What economic benefits would accrue to Sweden in case it would join the euro has never been clear. We outperform the eurozone on all important economic performance indicators. Sweden has since the financial crisis hit Europe ten years ago managed its economy far better than the eurozone countries. There is still nothing that speaks for Sweden to abandon the krona for the euro. With our own currency, we can pursue a much better macroeconomic stabilization policy. One argument put forward by the yes side in the referendum debate was that the euro would strengthen Sweden’s competitiveness and make the country’s businesses more effective. There are, however, other and better instruments for accomplishing that. Having the same interest rate and monetary policies as other countries when the economies are not synchronized and very different structurally would be detrimental for all.

It is also a question of autonomy and the right for countries to themselves decide how best to face an uncertain future and implement economic policies that have a decent chance of helping us solve our problems and challenges. Sweden has a long tradition of giving priority to full employment rather than price stability. That would have to be given up if we became part of the eurozone. Surrendering our monetary policy autonomy we would have to rely on austerity policies, with increased unemployment, labour migration, lower wages and increased injustice in income and wealth distribution. The Swedish interest rate would not be set by the Riksbank but by a secretive and unaccountable European Central Bank that would base its chose level on what was considered good for the monetary union as a whole. But we want to stick with what is still left of our Swedish model and its commitment to an equitable distribution of income and welfare. The distributional consequences of different exchange rate systems and membership of the eurozone are not trivial, and most Swedes think the budget restrictions imposed by a membership in EMU would severely threaten Sweden’s ability to maintain its comprehensive welfare system.

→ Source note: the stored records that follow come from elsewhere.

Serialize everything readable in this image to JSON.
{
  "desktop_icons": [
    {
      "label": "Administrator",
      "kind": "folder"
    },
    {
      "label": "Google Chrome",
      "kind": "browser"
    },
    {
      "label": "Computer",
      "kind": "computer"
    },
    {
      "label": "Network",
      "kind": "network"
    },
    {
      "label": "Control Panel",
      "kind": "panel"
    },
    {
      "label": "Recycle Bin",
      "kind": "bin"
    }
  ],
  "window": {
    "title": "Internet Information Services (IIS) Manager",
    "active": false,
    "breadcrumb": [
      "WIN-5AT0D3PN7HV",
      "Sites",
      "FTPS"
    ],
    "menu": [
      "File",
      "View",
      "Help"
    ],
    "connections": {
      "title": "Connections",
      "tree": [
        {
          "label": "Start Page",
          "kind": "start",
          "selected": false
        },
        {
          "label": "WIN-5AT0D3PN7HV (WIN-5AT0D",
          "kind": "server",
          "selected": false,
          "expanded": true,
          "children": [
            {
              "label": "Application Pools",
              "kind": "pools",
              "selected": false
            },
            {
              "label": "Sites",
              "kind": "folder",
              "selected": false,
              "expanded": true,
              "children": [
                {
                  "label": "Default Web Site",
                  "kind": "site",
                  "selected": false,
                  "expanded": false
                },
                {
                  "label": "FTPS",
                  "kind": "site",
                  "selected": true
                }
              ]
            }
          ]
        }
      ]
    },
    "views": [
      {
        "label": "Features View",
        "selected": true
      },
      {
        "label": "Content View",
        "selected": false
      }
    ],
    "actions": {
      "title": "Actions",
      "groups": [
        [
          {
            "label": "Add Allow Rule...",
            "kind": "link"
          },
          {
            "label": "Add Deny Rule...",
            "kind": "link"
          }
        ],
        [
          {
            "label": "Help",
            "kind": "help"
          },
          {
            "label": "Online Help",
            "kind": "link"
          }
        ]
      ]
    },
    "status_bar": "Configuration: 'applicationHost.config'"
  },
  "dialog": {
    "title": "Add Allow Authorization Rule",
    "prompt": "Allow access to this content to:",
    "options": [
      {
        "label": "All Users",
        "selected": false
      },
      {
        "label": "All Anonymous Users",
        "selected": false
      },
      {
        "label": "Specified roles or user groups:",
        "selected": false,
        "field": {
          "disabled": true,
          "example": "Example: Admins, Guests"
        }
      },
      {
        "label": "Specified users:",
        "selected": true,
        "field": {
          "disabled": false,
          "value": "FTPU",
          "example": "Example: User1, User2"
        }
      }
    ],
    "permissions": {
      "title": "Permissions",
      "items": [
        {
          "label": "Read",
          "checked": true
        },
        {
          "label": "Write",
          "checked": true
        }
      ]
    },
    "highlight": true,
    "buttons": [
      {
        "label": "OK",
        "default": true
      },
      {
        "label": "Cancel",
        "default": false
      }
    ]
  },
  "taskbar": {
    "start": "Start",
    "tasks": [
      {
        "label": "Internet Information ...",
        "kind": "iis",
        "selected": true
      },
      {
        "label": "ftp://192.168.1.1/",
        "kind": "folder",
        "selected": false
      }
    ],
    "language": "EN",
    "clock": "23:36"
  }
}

Popular support for the euro is still low in Sweden. In the latest poll (May 2018) 66% say no to joining the eurozone. As far as it is possible to judge, nothing at all of what has happened afterwards with the euro and the Swedish economy indicates that the decision back in 2003 to say no to the euro was anything but right. Sweden would have gained very little from joining the euro and lost substantially

Economic modelling is one thing, but reality has again and again shown how protracted and painful is the process required to reestablish growth and employment in a euro country where the possibilities of conducting your own monetary — and fiscal — policies are not present. The social and economic consequences of the euro experiment can, again and again, be seen on television and social media. Greece, Spain, Italy. It never seems to end. Austerity measures are repeatedly imposed and threaten not only our economies but also democracy itself.

How much whipping can economy and democracy take? How many have to be hurt and ruined before we end the euro madness? Instead of just go on mending the project it would be better to just admit that we have reached way’s end and that it is time to take another road. A road forward. A road without the euro.